Donahue bent almost double, but crawled into the back seat of the Ford, his hands covering his face. Hunter wound down the rear window, never taking his eyes off the guards, and climbed in beside him. He closed the door, but continued to cover the two men with his pistol through the open window.

‘Go,’ he said, and the Ford surged away from the curb. Only when they were lost to sight in the traffic did Hunter relax slightly, wind up the window and look again at his captive. Donahue was hunched in the seat, a handkerchief held over his face.

‘You son of a bitch,’ he muttered. ‘You’ve broken my goddamn nose.’

Hunter shrugged. ‘You should do what you’re told, when you’re told,’ he said indifferently, and turned to look out of the windshield.

‘Better late than never,’ he said to Reilly.

‘Sorry ’bout that. The traffic’s a bitch. Where to?’

‘First, find somewhere to change the plates. Then get across the Potomac, past Arlington Cemetery and pick up Interstate 95,’ Hunter said. ‘Stay on the Interstate past Springfield, then take any exit you like. Director Donahue and I are going to have a little talk while you drive.’

‘’kay,’ Reilly said, then tossed his handcuffs to Hunter. ‘Here,’ he said, ‘make sure he don’t go nowhere.’

Hunter placed the muzzle of the Glock against Donahue’s neck, snapped one handcuff around his right wrist, then pulled the Director’s arm across his body, and secured the other cuff around the elbow rest on the left-hand door.

‘Just who the hell are you?’ Donahue asked. ‘And who’s the driver?’

Hunter grinned at him. ‘I said there was another man here in Washington that you had to meet, Donahue. Can’t you guess who he is? You don’t know him, but you’ll know his face.’

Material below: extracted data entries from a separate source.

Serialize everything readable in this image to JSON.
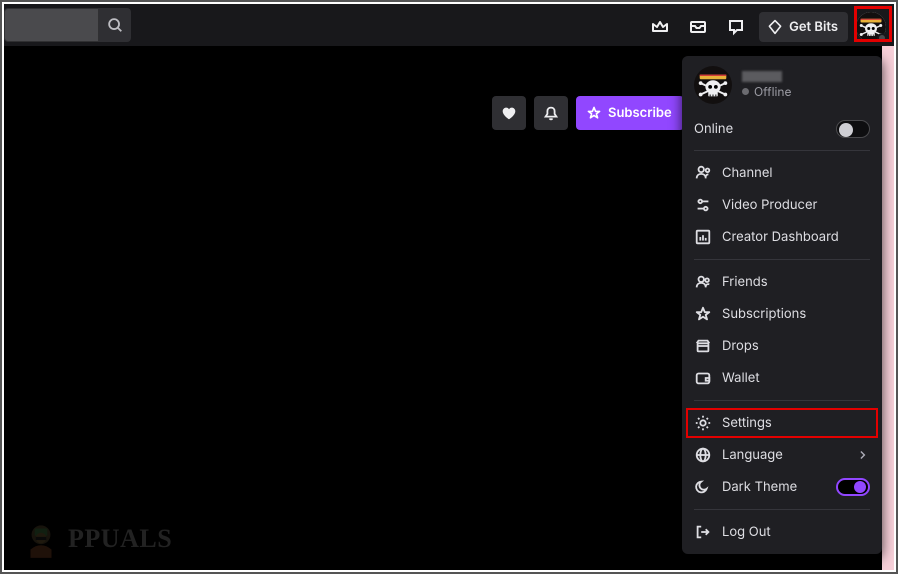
{
  "search": {
    "value": "",
    "placeholder": ""
  },
  "top": {
    "get_bits": "Get Bits"
  },
  "actions": {
    "subscribe": "Subscribe"
  },
  "dropdown": {
    "username": "",
    "status": "Offline",
    "online_label": "Online",
    "sections": {
      "channel": "Channel",
      "video_producer": "Video Producer",
      "creator_dashboard": "Creator Dashboard",
      "friends": "Friends",
      "subscriptions": "Subscriptions",
      "drops": "Drops",
      "wallet": "Wallet",
      "settings": "Settings",
      "language": "Language",
      "dark_theme": "Dark Theme",
      "log_out": "Log Out"
    }
  },
  "watermark": "PPUALS"
}
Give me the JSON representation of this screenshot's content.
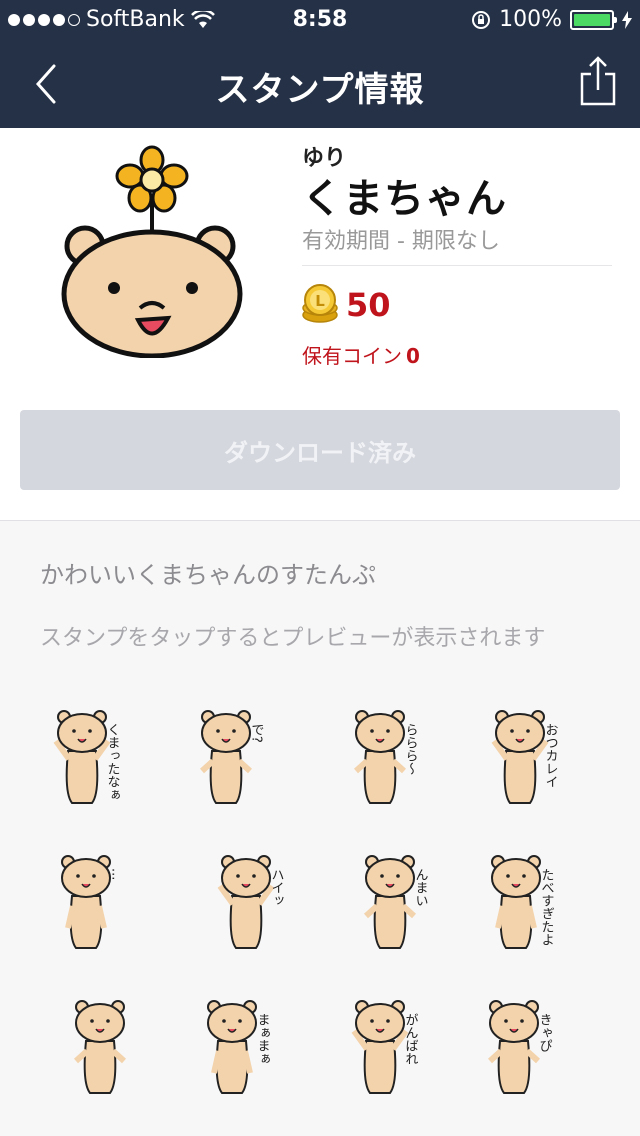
{
  "status_bar": {
    "carrier": "SoftBank",
    "time": "8:58",
    "battery": "100%"
  },
  "nav": {
    "title": "スタンプ情報"
  },
  "sticker_pack": {
    "author": "ゆり",
    "name": "くまちゃん",
    "validity": "有効期間 - 期限なし",
    "price": "50",
    "owned_label": "保有コイン",
    "owned_value": "0",
    "download_button": "ダウンロード済み"
  },
  "description": "かわいいくまちゃんのすたんぷ",
  "preview_hint": "スタンプをタップするとプレビューが表示されます",
  "stickers": [
    {
      "label": "くまったなぁ"
    },
    {
      "label": "で?"
    },
    {
      "label": "ららら〜"
    },
    {
      "label": "おつカレイ"
    },
    {
      "label": "..."
    },
    {
      "label": "ハイッ"
    },
    {
      "label": "んまい"
    },
    {
      "label": "たべすぎたよ"
    },
    {
      "label": ""
    },
    {
      "label": "まぁまぁ"
    },
    {
      "label": "がんばれ"
    },
    {
      "label": "きゃぴ"
    }
  ],
  "colors": {
    "nav_bg": "#253146",
    "price": "#c0141c",
    "button_disabled": "#d4d7de",
    "bear": "#f3d3ab"
  }
}
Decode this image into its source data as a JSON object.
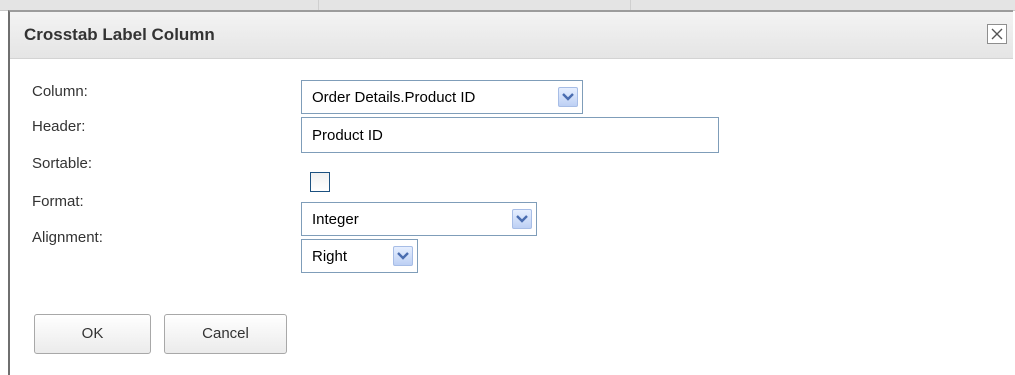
{
  "dialog": {
    "title": "Crosstab Label Column",
    "close_icon": "close-icon"
  },
  "form": {
    "column": {
      "label": "Column:",
      "value": "Order Details.Product ID"
    },
    "header": {
      "label": "Header:",
      "value": "Product ID"
    },
    "sortable": {
      "label": "Sortable:",
      "checked": false
    },
    "format": {
      "label": "Format:",
      "value": "Integer"
    },
    "alignment": {
      "label": "Alignment:",
      "value": "Right"
    }
  },
  "buttons": {
    "ok_label": "OK",
    "cancel_label": "Cancel"
  },
  "colors": {
    "titlebar": "#e9e9e9",
    "input_border": "#7f9db9",
    "dropdown_arrow": "#4a6db0"
  }
}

Reilly turned round and look straight at Donahue.

‘Jesus Christ,’ the Director said. ‘You’re Reilly.’

The sheriff grinned at him, but there was no humour in his face. ‘You got it, Donahue,’ he said. ‘Thanks to you, I’m a dead man walking, but I still think I’m gonna live longer than you.’

Donahue turned slowly back to face Hunter, who nodded at him.

‘Correct, Director. He’s Reilly and I’m Hunter. We’re right at the top of the Roland Oliver kill list, so it really doesn’t seem to make a hell of a lot of difference what we do. Or what we do to you.’